在包括AIME2024 (84.3)、AIME2025 (72.2)、MATH500 (98.4)和Live Code Bench (65.9)在内的多样化基准测试中，实证结果表明，基于AM-Thinking-v1蒸馏数据训练的模型始终表现出强劲性能。

To gain deeper insights into model behavior, we conducted detailed analysis of generation behavior and training dynamics. We observed that the AM-distilled model exhibits adaptive generation length—producing longer responses on harder tasks and shorter ones on easier benchmarks—indicating its capacity to adjust to task difficulty. This aligns with our earlier data analysis showing that AM-Thinking-v1-distilled data features a wide range of token lengths, providing stronger support for adaptive reasoning.

为深入理解模型行为，我们对生成行为和训练动态进行了详细分析。观察到AM蒸馏模型展现出适应性生成长度特性——在困难任务上生成更长响应，在简单基准测试中生成较短回答——表明其具备根据任务难度自我调节的能力。这一发现与我们早先的数据分析结果一致：AM-Thinking-v1蒸馏数据具有广泛的token长度分布，为适应性推理提供了更强支撑。

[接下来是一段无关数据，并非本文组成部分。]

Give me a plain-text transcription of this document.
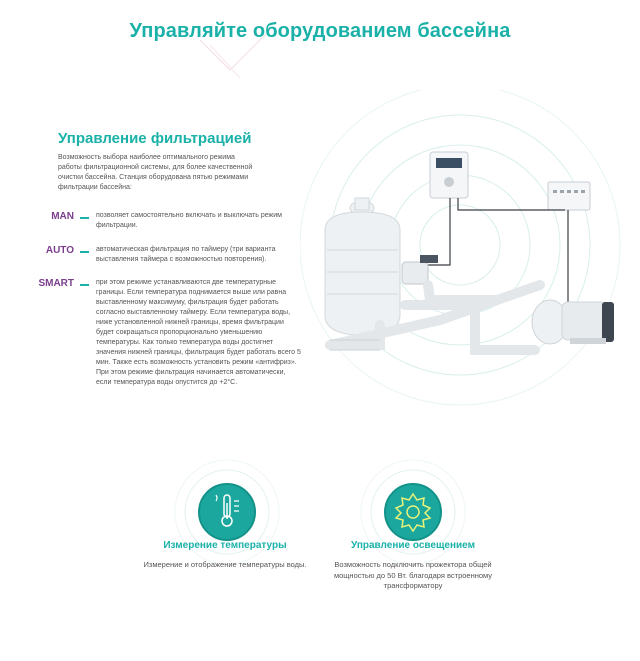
Управляйте оборудованием бассейна
Управление фильтрацией
Возможность выбора наиболее оптимального режима работы фильтрационной системы, для более качественной очистки бассейна. Станция оборудована пятью режимами фильтрации бассейна:
MAN	позволяет самостоятельно включать и выключать режим фильтрации.
AUTO	автоматическая фильтрация по таймеру (три варианта выставления таймера с возможностью повторения).
SMART	при этом режиме устанавливаются две температурные границы. Если температура поднимается выше или равна выставленному максимуму, фильтрация будет работать согласно выставленному таймеру. Если температура воды, ниже установленной нижней границы, время фильтрации будет сокращаться пропорционально уменьшению температуры. Как только температура воды достигнет значения нижней границы, фильтрация будет работать всего 5 мин. Также есть возможность установить режим «антифриз». При этом режиме фильтрация начинается автоматически, если температура воды опустится до +2°C.
Измерение температуры
Измерение и отображение температуры воды.
Управление освещением
Возможность подключить прожектора общей мощностью до 50 Вт. благодаря встроенному трансформатору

Looking ahead, a promising direction for future work is to further enhance these models using reinforcement learning techniques, such as Proximal Policy Optimization (PPO) or Generalized Group Relative Policy Optimization (GRPO), to enhance reasoning ability and alignment. We release the distilled datasets based on AM-Thinking-v1 and Qwen3-235B-A22B to support ongoing research in open and high-performing reasoning-oriented language models.

展望未来，未来工作的一个前景广阔的方向是利用强化学习技术（如近端策略优化(PPO)或广义群组相对策略优化(GRPO)）进一步增强这些模型，以提升推理能力和对齐性。我们发布了基于AM-Thinking-v1和Qwen3-235B-A22B的精简数据集，以支持开放且高性能的推理导向大语言模型的持续研究。